The impact of the Ukraine war extends far beyond the country’s borders, as Russian forces destroyed crops and blockaded ports along the Black Sea, affecting food supplies in Africa and the Middle East.

“We do not categorically accept these accusations. On the contrary, we blame Western countries for taking measures that have led to this,” Kremlin spokesman Dmitry Peskov said in a conference call with reporters on Thursday.

Peskov said that Moscow hopes that Ukraine will accept its demands in future peace talks.

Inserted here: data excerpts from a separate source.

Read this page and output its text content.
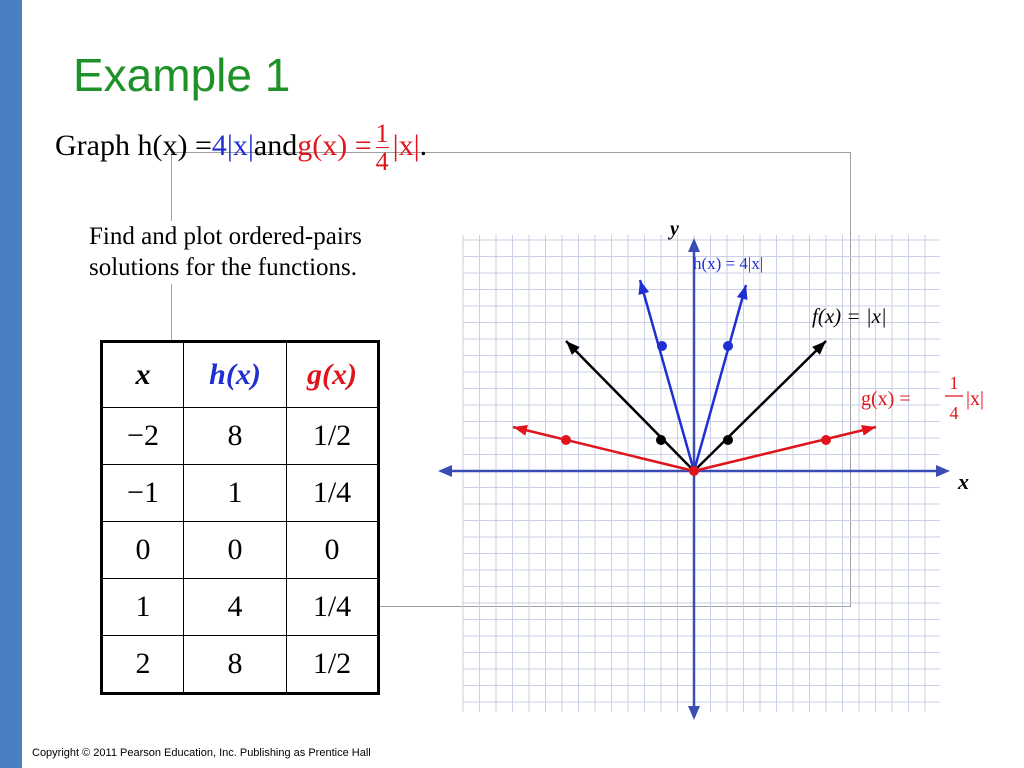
Example 1
Graph h(x) =4|x|andg(x) = $\frac{1}{4} |x|$.
Find and plot ordered-pairs solutions for the functions.
x	h(x)	g(x)
−2	8	1/2
−1	1	1/4
0	0	0
1	4	1/4
2	8	1/2
x
y
h(x) = 4|x|
f(x) = |x|
g(x) =
1
4
|x|
Copyright © 2011 Pearson Education, Inc. Publishing as Prentice Hall
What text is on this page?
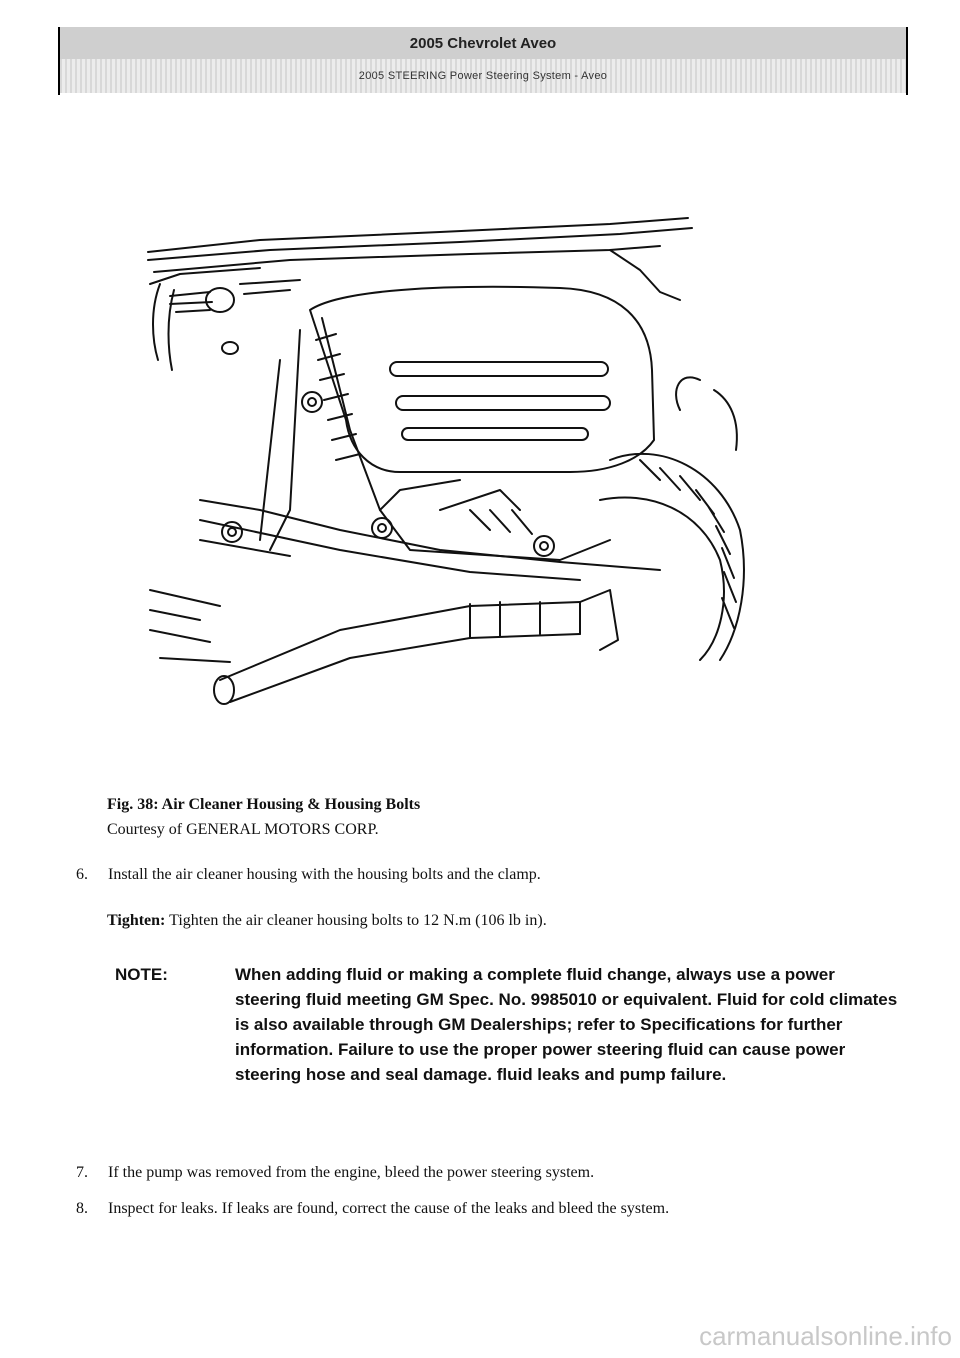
2005 Chevrolet Aveo
2005 STEERING Power Steering System - Aveo
Fig. 38: Air Cleaner Housing & Housing Bolts
Courtesy of GENERAL MOTORS CORP.
6. Install the air cleaner housing with the housing bolts and the clamp.
Tighten: Tighten the air cleaner housing bolts to 12 N.m (106 lb in).
NOTE:	When adding fluid or making a complete fluid change, always use a power steering fluid meeting GM Spec. No. 9985010 or equivalent. Fluid for cold climates is also available through GM Dealerships; refer to Specifications for further information. Failure to use the proper power steering fluid can cause power steering hose and seal damage. fluid leaks and pump failure.
7. If the pump was removed from the engine, bleed the power steering system.
8. Inspect for leaks. If leaks are found, correct the cause of the leaks and bleed the system.
carmanualsonline.info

He demanded that kyiv accept Russian sovereignty over the Crimean peninsula that Moscow seized in 2014 and recognize the independence of the territory claimed by the separatists.

Addressing dignitaries in Davos, Switzerland, German Chancellor Olaf Scholz said Russian President Vladimir Putin must not be allowed to dictate the terms of any peace deal.

“There will not be a dictated peace,” Scholz said. “Ukraine will not accept this, and neither will we.”

Two men clean their damaged apartment after a strike in Kramatorsk, in the Donbas region of eastern Ukraine, on Wednesday. (Aris Messinis/AFP/Getty Images)

Meanwhile, a proposal to condemn the regional health emergency triggered by Russia’s aggression in Ukraine is due to come before a World Health Organization (WHO) assembly on Thursday, prompting a rival resolution from Moscow that does not mention its own role in the crisis.

The original proposal, backed by the United States and more than 40 other countries, condemns Russia’s actions but stops short of immediately suspending its voting rights at the UN health agency. The Syrian-backed Russian document, which echoes the language of the first text, will also be decided.

Both resolutions express “serious concerns about the ongoing health emergency in and around Ukraine,” but only the Western-led proposal says the emergency is “triggered by the Russian Federation’s aggression against Ukraine.”